1 min

BRIEFS: Charter taking back seat to policing

Privacy? Proper administration of justice? Pffft!

Charter protection thinning

If police break a citizen’s Charter rights, the evidence they gather can still be used in criminal proceedings in the wake of an Ontario Court Of Appeal decision Sep 5.

The trial judge acquitted LB, a high school student whose name cannot be released because he is a young person, after he found that LB had been unjustifiably detained (violating his freedom from arbitrary detention), searched (violating his privacy) and that the police hadn’t told him of his right to a lawyer (proper administration of justice). LB is accused of bringing a loaded handgun to school.
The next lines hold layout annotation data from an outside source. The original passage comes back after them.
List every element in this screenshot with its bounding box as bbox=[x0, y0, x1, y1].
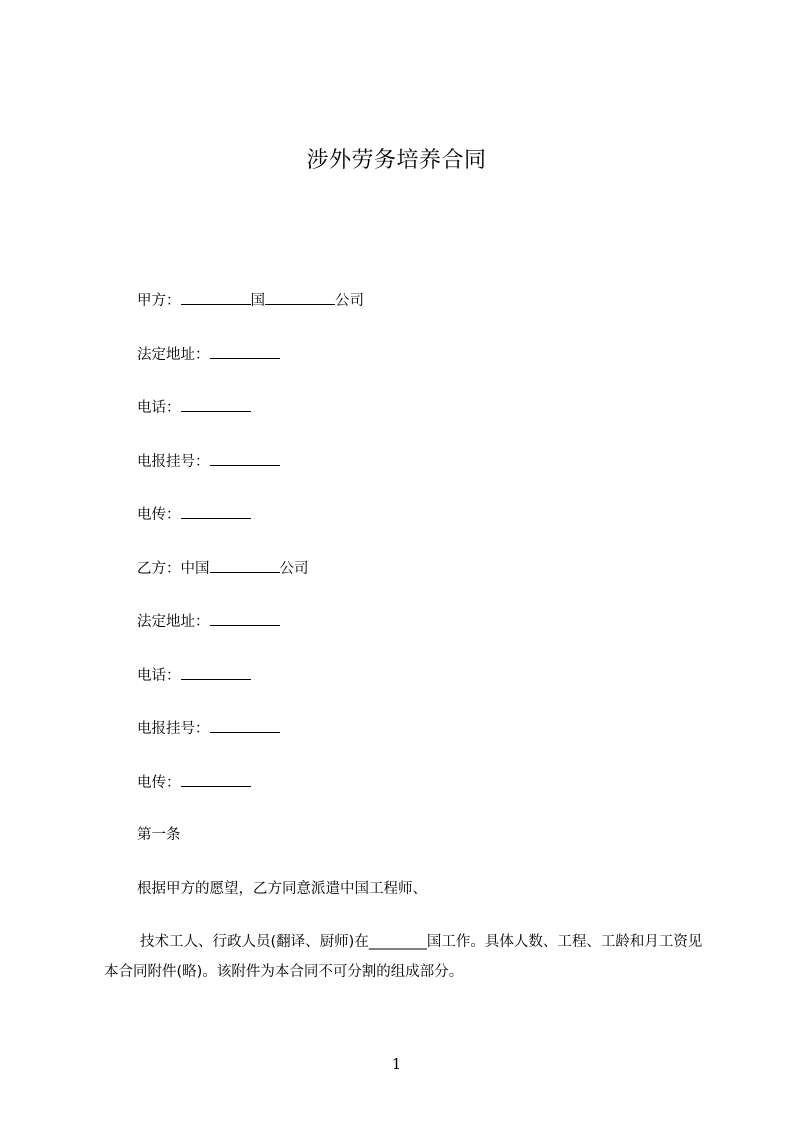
party-a-country-blank bbox=[181, 290, 251, 305]
article-1-paragraph bbox=[104, 927, 714, 987]
party-a-company-suffix: 公司 bbox=[335, 293, 364, 309]
party-a-address-blank bbox=[210, 344, 280, 359]
party-a-phone-line bbox=[137, 397, 251, 418]
party-a-fax-label: 电传： bbox=[137, 507, 181, 523]
party-b-fax-label: 电传： bbox=[137, 775, 181, 791]
party-a-country-suffix: 国 bbox=[250, 293, 265, 309]
party-b-address-label: 法定地址： bbox=[137, 614, 210, 630]
article-1-country-blank: ________ bbox=[368, 934, 427, 950]
party-a-company-blank bbox=[265, 290, 335, 305]
party-a-telegraph-label: 电报挂号： bbox=[137, 454, 210, 470]
party-b-phone-blank bbox=[181, 665, 251, 680]
party-a-telegraph-blank bbox=[210, 451, 280, 466]
party-b-company-blank bbox=[210, 558, 280, 573]
party-b-company-suffix: 公司 bbox=[279, 561, 309, 577]
party-b-fax-blank bbox=[181, 772, 251, 787]
party-a-telegraph-line bbox=[137, 451, 280, 472]
party-a-address-line bbox=[137, 344, 280, 365]
party-b-phone-line bbox=[137, 665, 251, 686]
document-title: 涉外劳务培养合同 bbox=[306, 148, 487, 173]
article-1-para-rest: 国工作。具体人数、工程、工龄和月工资见本合同附件(略)。该附件为本合同不可分割的组成部分。 bbox=[104, 934, 703, 980]
party-b-address-blank bbox=[210, 611, 280, 626]
party-b-telegraph-line bbox=[137, 718, 280, 739]
article-1-heading: 第一条 bbox=[137, 827, 181, 843]
party-a-phone-blank bbox=[181, 397, 251, 412]
party-b-country: 中国 bbox=[180, 561, 210, 577]
party-a-line bbox=[137, 290, 364, 311]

In ordering a new trial, the appeal judges disagreed with the trial judge’s analysis. But even if LB’s rights were violated, they say, the evidence should be weighed for its reliability and importance before ruling on its admissibility and only “egregious” examples of rights infringement should result in the exclusion of evidence.

If evidence is admitted in such cases, police will not be obliged to honor suspects’ Charter rights, experts say.

Unconstitutional? Pfft, say Cons

Rather than appeal a Superior Court Of Ontario ruling that declared aspects of the Anti-Terrorism Act unconstitutional, the Conservatives will simply ignore it.

The political or religious “motive” clause was ruled contrary to the Canadian Charter Of Rights And Freedoms in 2006 in the case of accused terrorist Momin Khawaja.

A report tabled in July and discovered by reporters in September reveals that the government will not appeal the judge’s ruling in the Khawaja case — nor amend the law to make it line up with the Charter.

Surveillance good, White says

A day after decrying the Carleton security cameras as unhelpful, Ottawa Police chief Vernon White backpedalled, saying he thinks cameras are a good way to catch crooks.

Civil libertarians point out that the expensive, invasive installation of security cameras seldom aids in prevention or prosecution of crimes. Better lighting in public places is usually just as effective-and it’s much less expensive.

Ottawa has been flirting with setting up more video surveillance along Rideau St and at transit stops. Earlier this year, the city expanded its video monitoring of public parks and last year, the National Capital Commission added a number of cameras to gay-sex hot spots.